Yoon-Kwang Lee, Ph.D.
Dr. Lee’s laboratory investigates the underlying molecular mechanisms of obesity and how they are related to metabolic disorders such as diabetes and fatty liver disease, which are pandemic in modern society due to high caloric intake and sedentary lifestyle. They focus on the group of proteins playing critical roles in bile acid and lipid synthesis pathways. Dr. Lee uses mouse models deficient in each of these proteins, which are strongly reminiscent of these disorders. The molecular and biochemical assessment of these models will help to understand the development of metabolic disorders and provide therapeutic or preventative approaches to halt their progression.
Priya Raman, Ph.D.
Dr. Raman’s laboratory studies vascular complications associated with diabetes, obesity and metabolic syndrome (MetS). In particular, our laboratory is interested in the role of ‘non-lipid factors’ such as thrombospondin-1 (TSP-1, a matricellular protein) and O-linked N-acetylglucosamine signaling (O-GlcNAc, a post-translational protein modification) in the pathogenesis of macrovascular disorders associated with diabetes and metabolic syndrome.

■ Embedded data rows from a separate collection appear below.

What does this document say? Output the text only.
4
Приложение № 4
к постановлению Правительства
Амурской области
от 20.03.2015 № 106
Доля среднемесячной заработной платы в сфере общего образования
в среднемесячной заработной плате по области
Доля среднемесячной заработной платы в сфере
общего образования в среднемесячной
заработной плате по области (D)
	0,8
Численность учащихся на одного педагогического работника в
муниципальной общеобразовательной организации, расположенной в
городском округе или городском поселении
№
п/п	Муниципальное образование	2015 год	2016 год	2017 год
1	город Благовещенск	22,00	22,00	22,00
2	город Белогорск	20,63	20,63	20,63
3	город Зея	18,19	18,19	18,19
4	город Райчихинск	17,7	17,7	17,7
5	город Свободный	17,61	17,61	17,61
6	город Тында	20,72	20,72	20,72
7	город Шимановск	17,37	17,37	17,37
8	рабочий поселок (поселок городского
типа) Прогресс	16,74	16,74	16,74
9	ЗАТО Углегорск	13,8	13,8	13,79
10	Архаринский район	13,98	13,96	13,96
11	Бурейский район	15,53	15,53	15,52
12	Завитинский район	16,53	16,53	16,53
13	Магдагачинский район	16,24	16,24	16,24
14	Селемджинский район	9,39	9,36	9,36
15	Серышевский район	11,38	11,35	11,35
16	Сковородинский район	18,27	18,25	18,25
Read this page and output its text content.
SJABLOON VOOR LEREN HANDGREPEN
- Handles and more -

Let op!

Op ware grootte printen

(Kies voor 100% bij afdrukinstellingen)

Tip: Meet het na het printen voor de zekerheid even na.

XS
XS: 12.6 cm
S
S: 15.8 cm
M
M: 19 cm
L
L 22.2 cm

We are specifically interrogating the cellular and molecular mechanisms by which TSP-1 and O-GlcNAc signaling regulate transition of VSMC and macrophages to atherogenic and inflammatory phenotypes, triggering augmented atherosclerotic complications in diabetes and MetS. We utilize a variety of biochemical, histological and molecular biology approaches in combination with en-face atherosclerotic lesion assay, non-invasive high-frequency ultrasound imaging, EchoMRI and CLAMS studies. In addition, we use human and mouse cell culture models in conjunction with in vivo mouse models of diabetes, obesity and atherosclerosis, including both conventional and inducible tissue-specific knockout mice.
Liya Yin, M.D., Ph.D.
Dr. Yin’s lab works on lipid metabolism, atherosclerosis, and cardiovascular phenotypes in metabolic syndrome, such as dysregulation of coronary circulation, impaired coronary collateral growth, stem cell dysfunction in cardiovascular regeneration. Her group performs a variety of in vitro and in vivo studies to investigate the pathogenic mechanisms of cardiovascular diseases, in hoping for identifying novel therapeutic approaches.